As of now, radiation therapy is not known to be effective for microcystic adnexal carcinoma. Radiotherapy alone is not recommended. The latest evidence-based clinical practice guidelines for MAC state that adjuvant radiotherapy may be considered when MAC involves peripheral nerves, margins cannot be surgically cleared, or if the tumor is present at the margins.

A combination of carboplatin and paclitaxel has been used in chemoradiation to treat patients refusing surgical treatment, resulting in the possibility of a six-year tumor-free survival.[39] The current evidence does not support prophylactic radiotherapy of the sentinel node base.[31]

Prognosis

Microcystic adnexal carcinoma is a locally aggressive, deeply infiltrative tumor with a propensity for perineural invasion. Although metastasis is uncommon, it has been reported. There is a high propensity for recurrence in the setting of perineural invasion, especially when removed without full margin control.[40][41] 

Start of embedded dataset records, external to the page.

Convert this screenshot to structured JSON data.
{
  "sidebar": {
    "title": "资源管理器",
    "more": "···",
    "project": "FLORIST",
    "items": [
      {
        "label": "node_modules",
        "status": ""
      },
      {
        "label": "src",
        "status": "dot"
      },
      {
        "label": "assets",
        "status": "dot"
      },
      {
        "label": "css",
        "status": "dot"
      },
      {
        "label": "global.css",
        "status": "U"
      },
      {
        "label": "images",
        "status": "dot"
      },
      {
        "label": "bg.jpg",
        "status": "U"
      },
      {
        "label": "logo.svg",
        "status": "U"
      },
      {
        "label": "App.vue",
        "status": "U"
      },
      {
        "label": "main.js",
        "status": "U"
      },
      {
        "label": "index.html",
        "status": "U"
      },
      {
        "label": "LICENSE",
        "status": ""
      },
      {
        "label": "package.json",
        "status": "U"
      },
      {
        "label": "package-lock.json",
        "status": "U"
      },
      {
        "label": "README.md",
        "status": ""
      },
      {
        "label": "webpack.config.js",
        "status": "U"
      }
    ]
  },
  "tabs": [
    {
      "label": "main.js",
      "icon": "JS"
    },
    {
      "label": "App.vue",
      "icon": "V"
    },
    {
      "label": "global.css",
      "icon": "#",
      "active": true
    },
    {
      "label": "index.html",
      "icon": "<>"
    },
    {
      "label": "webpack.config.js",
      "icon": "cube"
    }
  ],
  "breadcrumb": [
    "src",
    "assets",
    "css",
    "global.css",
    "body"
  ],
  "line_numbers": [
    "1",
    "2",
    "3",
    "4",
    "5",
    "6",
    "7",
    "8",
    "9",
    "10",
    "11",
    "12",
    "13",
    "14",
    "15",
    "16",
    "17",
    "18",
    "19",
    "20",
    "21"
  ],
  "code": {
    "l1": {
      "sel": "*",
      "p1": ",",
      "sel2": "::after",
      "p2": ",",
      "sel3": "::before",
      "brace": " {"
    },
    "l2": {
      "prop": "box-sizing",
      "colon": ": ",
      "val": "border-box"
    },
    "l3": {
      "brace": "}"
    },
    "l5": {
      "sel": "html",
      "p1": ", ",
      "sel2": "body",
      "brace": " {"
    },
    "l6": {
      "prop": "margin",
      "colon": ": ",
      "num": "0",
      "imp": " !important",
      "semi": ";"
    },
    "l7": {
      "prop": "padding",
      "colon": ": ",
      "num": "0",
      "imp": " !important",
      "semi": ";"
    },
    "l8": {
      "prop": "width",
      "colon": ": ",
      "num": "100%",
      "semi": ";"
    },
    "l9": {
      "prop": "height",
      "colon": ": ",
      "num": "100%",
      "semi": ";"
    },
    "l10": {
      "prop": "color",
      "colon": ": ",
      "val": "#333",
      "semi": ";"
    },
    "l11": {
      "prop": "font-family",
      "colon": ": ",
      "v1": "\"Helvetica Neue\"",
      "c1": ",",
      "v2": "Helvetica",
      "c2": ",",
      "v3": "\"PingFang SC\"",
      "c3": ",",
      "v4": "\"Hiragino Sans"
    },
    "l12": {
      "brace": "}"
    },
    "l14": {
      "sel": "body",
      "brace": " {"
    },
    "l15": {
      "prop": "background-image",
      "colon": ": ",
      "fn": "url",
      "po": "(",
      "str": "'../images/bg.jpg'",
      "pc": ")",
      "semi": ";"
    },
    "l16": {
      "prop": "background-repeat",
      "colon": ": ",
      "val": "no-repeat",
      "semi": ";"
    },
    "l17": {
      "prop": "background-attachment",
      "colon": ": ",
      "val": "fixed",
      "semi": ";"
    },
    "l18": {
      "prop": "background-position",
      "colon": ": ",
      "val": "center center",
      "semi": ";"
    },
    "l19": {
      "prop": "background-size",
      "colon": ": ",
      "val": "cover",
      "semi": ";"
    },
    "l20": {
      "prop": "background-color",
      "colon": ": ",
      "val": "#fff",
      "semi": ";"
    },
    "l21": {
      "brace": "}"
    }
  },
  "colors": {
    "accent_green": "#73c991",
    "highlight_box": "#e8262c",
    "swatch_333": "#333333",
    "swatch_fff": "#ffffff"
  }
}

Histologic margins often extend beyond the clinical margins, and MMS provides the highest cure rate for these tumors. Several cases in the literature have demonstrated that MAC is not only radioresistant, but that radiation may indeed induce conversion to a more aggressive tumor clinically and histologically. Long-term follow-up is recommended for patients with MAC, as cases of local recurrence have been reported decades after initial treatment.[21]

Untreated tumors are locally aggressive and result in local and regional invasion. Distant metastases and death have been reported, although this is rare. A few key statements that can be made based on prior literature are the following: 

1. Skin lesions suspicious for MAC require a deep biopsy that includes the deeper dermis and subcutis.

2. MAC is best treated by surgery that examines the surrounding and deep margins of the removed tissue.

3. The role of radiation therapy is debated. Use is limited to adjuvant therapy for MAC, cases of incomplete surgical treatment, or patients who are poor surgical candidates. 

4. Patients should be seen every 6 to 12 months for the first five years after treatment. 

5. Patient education on photoprotection, as well as periodic skin examinations, is advised.

Complications

The most common complication of untreated MAC tumors is locally aggressive invasion, sometimes with widespread perineural invasion. However, it may rarely result in distant metastasis and death. The involvement of vital structures is a further concern.